Here's where things get really interesting. Apollo's chief economist, Torsten Slok, argues that the S&P 500 is becoming less diversified. With one-third of the index concentrated in just seven companies, it's essentially morphing into an "AI index." This raises a critical question: is the S&P 500 still a reliable barometer of the U.S. economy, or is it just a reflection of AI hype? K-shaped economy can also be found in S&P 500, says Apollo, with Magnificent 7 the winners

And this is the part of the report that I find genuinely puzzling. If the S&P 500 is supposed to be a diversified index, shouldn't it reflect the broader economy, not just the fortunes of a handful of tech giants? The concentration is reaching absurd levels. The earnings expectations tell the story. Since earlier in 2025, expectations have increased for the Magnificent Seven and declined for the S&P 493. A note last week from chief economist Torsten Slok outlined how, the consensus estimates for the Magnificent 7 have increased by a little under 4% between October and April, while the remaining 493 stocks in the S&P 500 have dropped by approximately 1.5%.
We're also starting to hear whispers of an AI bubble. Hedge fund manager Michael Burry (of "The Big Short" fame) is already warning that the AI industry is exaggerating its long-term profitability. The tech-heavy Nasdaq has already taken a hit, falling 7% from last month's peak. Could this be the start of something bigger?
The risk is that a big tech correction could spill over into the broader economy. The current growth is heavily reliant on the "wealth effect" – increased spending by high-income earners who are benefiting from soaring stock prices.
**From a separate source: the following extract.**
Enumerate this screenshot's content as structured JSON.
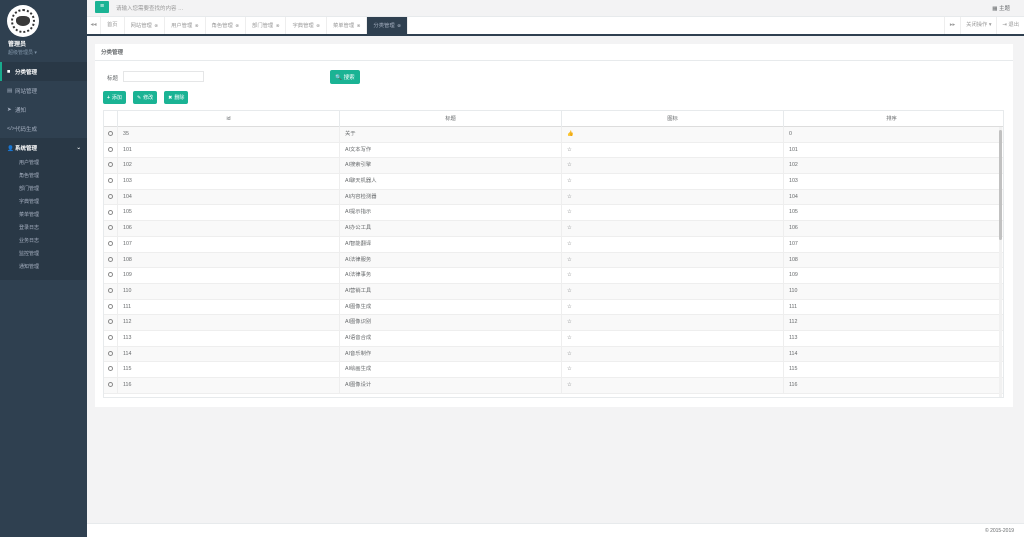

If those big tech shares tank, consumer spending could dry up fast, triggering an economic slowdown. "Consumers and corporations alike are in a very vulnerable position if the AI narrative wobbles," Slok says.
The U.S. stock market might look healthy on the surface, but underneath, a dangerous polarization is taking place. The AI beneficiaries are thriving, while the rest are struggling to stay afloat. The S&P 500 is being distorted, and the "wealth effect" is creating a fragile foundation for the economy. The question isn't whether the AI boom will continue, but what happens to the rest of us when it inevitably cools down.